Mario Gas vuelve a recurrir a un personaje histórico representado por Josep Maria Pou para poner en escena reflexiones filosóficas tan arraigadas y universales que a pesar de su remoto origen siguen llenas de significado y utilidad en la actualidad. Ya lo hizo con Sócrates, juicio y muerte de un ciudadano y ahora lo hace con la figura de Cicerón, el orador romano reconocido por la defensa de los valores de la República y ferviente detractor de Julio César.
La propuesta juega con una doble capa narrativa, combinando la narración de la historia de Cicerón a través de unos personajes que lo investigan en la actualidad con la representación más mimética de los personajes históricos. La parte narrativa es la que mayor peso tiene, cosa que permite un mayor margen para comentar los valores representados. Porque tal y como dice el texto de Ernesto Caballero, “existen millones de interpretaciones de Cicerón a lo largo de la historia, todas ellas útiles”.
De este modo, se ponen sobre el escenario cuestiones políticas de candente actualidad, como la prevalencia de la ley por encima de la voluntad humana, el triunfo del espectáculo por encima de las ideas, la convivencia basada en el entendimiento de las personas o el poder de la elocuencia como arma poderosa para “expandir el espíritu en un mundo donde sólo se quieren expandir fronteras”.

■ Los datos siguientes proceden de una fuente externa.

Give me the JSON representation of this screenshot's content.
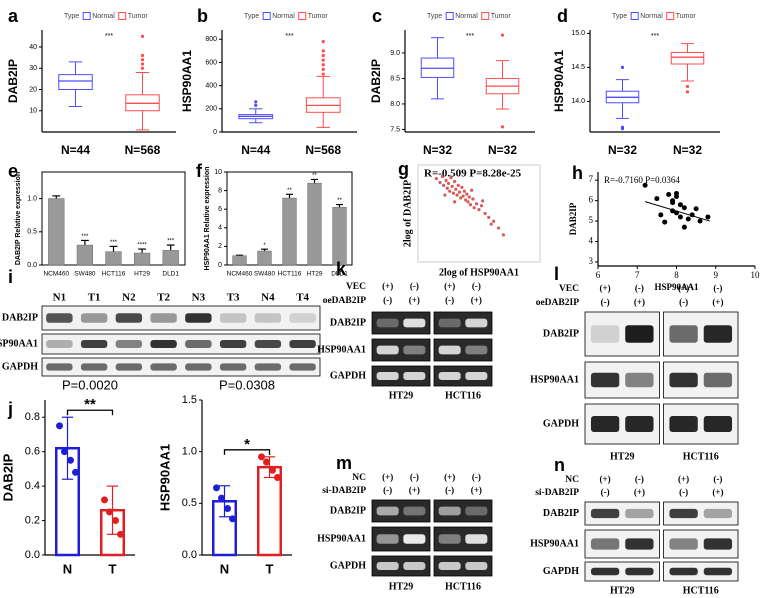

El contenido de la obra es sin duda estimulante, sin embargo, la forma acaba siendo un tanto pesada o espesa de digerir. El público puede verse un tanto saturado por una serie de datos o ideas que se lanzan en cadena y directas a la cabeza, sin pasar por la emoción. Aunque existen momentos de descanso como la escena onírica solucionada con proyecciones sobre la escenografía, en general se trata de una experiencia teatral excesivamente cerebral que le cuesta conectar con las emociones de los espectadores.